Using thoughtful targeting and personalized, relevant messaging to improve low engagement rates for press releases sent via Outreach

Cheyenne V. avatar
Written by Cheyenne V.
Updated this week

For professional communicators, such as marketing and PR practitioners, engagement data is invaluable for understanding the relevance of their targeting and messaging. High engagement indicates thoughtful targeting and personalized, relevant messaging. Low engagement suggests that more diligence is required. Learn more about The Importance of Targeting and the Role of Media Lists.

This article will cover:


Likely Causes of Low Email Engagement

There are a few common reasons your email engagement rates are low:

  • You’re emailing recipients too frequently

  • Your content is not valuable to your recipients

  • Your recipients are not expecting to receive mail from you

  • Your emails are flagged by the recipient’s email server and are either not delivered or end up in their spam folder.

The good news is that these are all factors that are in your control to impact.

Different engagement metrics can give you insights into specific aspects of your outreach efforts that can be optimized to improve performance. Learn more about Using Email Engagement Metrics to Improve and Drive Performance.

Additional Resources on Improving Engagement Rates:


How Email Tracking Works

These are three of the most common ways to enable email tracking:

  • Tracking pixels - these are small, trackable images embedded into the email

  • Read receipts - enabled through email clients such as Gmail and Outlook

  • Trackable Links - appended links inserted into the content of the email body

Meltwater offers email tracking through our third-party email provider, which enables tracking through using pixels. Here is how it works.

Tracking Pixels

A tracking pixel is a small, invisible image (hence pixel) that gets loaded from a tracking server with a coded filename. When a recipient opens an email, the pixel “fires,” and the email is flagged as opened. Tracking pixels is the most common approach to email tracking.


Discrepancy In Tracking Data

There are two key reasons why you might see some data discrepancies:

  • Underreporting - tracking pixels don’t work for all recipients

  • Data latency - there is some latency in data syncs between our third-party email provider and Meltwater

Underreporting

In practice, email clients (e.g. Gmail and Outlook) don’t always download images by default upon opening. If the recipient decides not to download images, the email can still be read, but the “open” will not be logged.

There are ways to limit open rates from being underreported. This requires following email best practices and avoiding spam tactics, such as:

  • Limit email distributions to small, highly targeted audiences

  • Well-researched and personalized pitches that add value to your recipient(s)

  • Consider whether the timing of your pitch is right for your recipient(s)

  • Implement DKIM/SPF when using third-party services to authenticate your domain to ensure optimal deliverability.
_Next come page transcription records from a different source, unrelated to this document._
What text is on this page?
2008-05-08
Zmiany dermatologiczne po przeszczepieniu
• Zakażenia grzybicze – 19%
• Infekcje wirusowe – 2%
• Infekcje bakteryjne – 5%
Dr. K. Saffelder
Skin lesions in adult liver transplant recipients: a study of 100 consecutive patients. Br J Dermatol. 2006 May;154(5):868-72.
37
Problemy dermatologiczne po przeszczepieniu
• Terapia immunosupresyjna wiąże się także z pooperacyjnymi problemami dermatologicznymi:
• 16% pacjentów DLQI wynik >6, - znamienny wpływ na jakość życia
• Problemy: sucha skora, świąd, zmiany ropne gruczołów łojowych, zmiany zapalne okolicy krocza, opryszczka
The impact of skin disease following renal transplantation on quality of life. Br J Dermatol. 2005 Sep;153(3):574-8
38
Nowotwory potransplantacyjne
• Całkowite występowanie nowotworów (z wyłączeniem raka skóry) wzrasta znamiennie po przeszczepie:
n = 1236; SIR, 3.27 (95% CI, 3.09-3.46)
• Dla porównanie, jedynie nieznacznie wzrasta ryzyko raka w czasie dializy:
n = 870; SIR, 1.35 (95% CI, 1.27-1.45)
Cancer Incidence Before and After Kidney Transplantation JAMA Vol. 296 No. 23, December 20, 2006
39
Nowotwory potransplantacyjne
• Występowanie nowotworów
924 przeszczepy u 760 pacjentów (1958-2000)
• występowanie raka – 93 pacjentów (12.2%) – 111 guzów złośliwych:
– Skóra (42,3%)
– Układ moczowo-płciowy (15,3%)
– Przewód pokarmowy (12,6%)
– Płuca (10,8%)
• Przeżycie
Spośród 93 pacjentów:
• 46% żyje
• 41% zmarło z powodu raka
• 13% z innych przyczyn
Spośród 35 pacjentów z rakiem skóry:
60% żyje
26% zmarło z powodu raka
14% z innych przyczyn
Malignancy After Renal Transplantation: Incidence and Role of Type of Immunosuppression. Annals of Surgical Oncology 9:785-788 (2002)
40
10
Learn more about Email Delivery and Application - Specific Information.

Data Latency

Data syncs happen every 5-10 minutes between Meltwater and our third-party email provider. The data is synced sequentially by metric type (see the list of metrics below). This means that minor latency should be expected before the data refreshes in our product:

  • Sent

  • Opens

  • Clicked (for links within an email)

  • Bounced

  • Blocked


Industry Anti-Spam Standards and Domain Verification in Meltwater

Email deliverability is not complicated, but we, as a service provider, must abide by industry standards and make every effort to reduce spam.

In 2024, Google and Yahoo! started enforcing new guidelines and requirements for bulk senders, which are those senders who have domains that send or have ever sent email to more than 5,000 recipients in a day.

If you'd like to learn more about this, check out this Google Blog post.

Here are the main ways you can ensure your emails are being delivered:

  • Being relevant - People don’t want spam. Journalists and media contacts have a reasonable expectation that when someone reaches out to them with a pitch, press release, product, or service - it is relevant to them. If you have sent irrelevant information to a number of people, it is likely you will have more recipients unsubscribe from your email outreach.

  • Email authentication - Deliverability is improved when clients’ email servers are configured in a way where active SPF, DKIM, and DMARC policies are in place. These serve as email authentication methods that ensure that the participating computer servers in the email chain can validate who the sender really is. This protects recipients from spam, phishing, and other unwanted email. Within Meltwater, we provide the means to verify an approved sender’s domain using SPF, DKIM, and DMARC to help ensure that deliverability is not impacted.

    • Note: DMARC is a newer requirement for bulk senders - those who send to more than 5,000 recipients per day.

  • Don’t impersonate Gmail - Google has made it a restricted action to send email as a Gmail account. This means that our customers should not be using Gmail email addresses as approved senders. To date, this represents <1% of approved sender email addresses.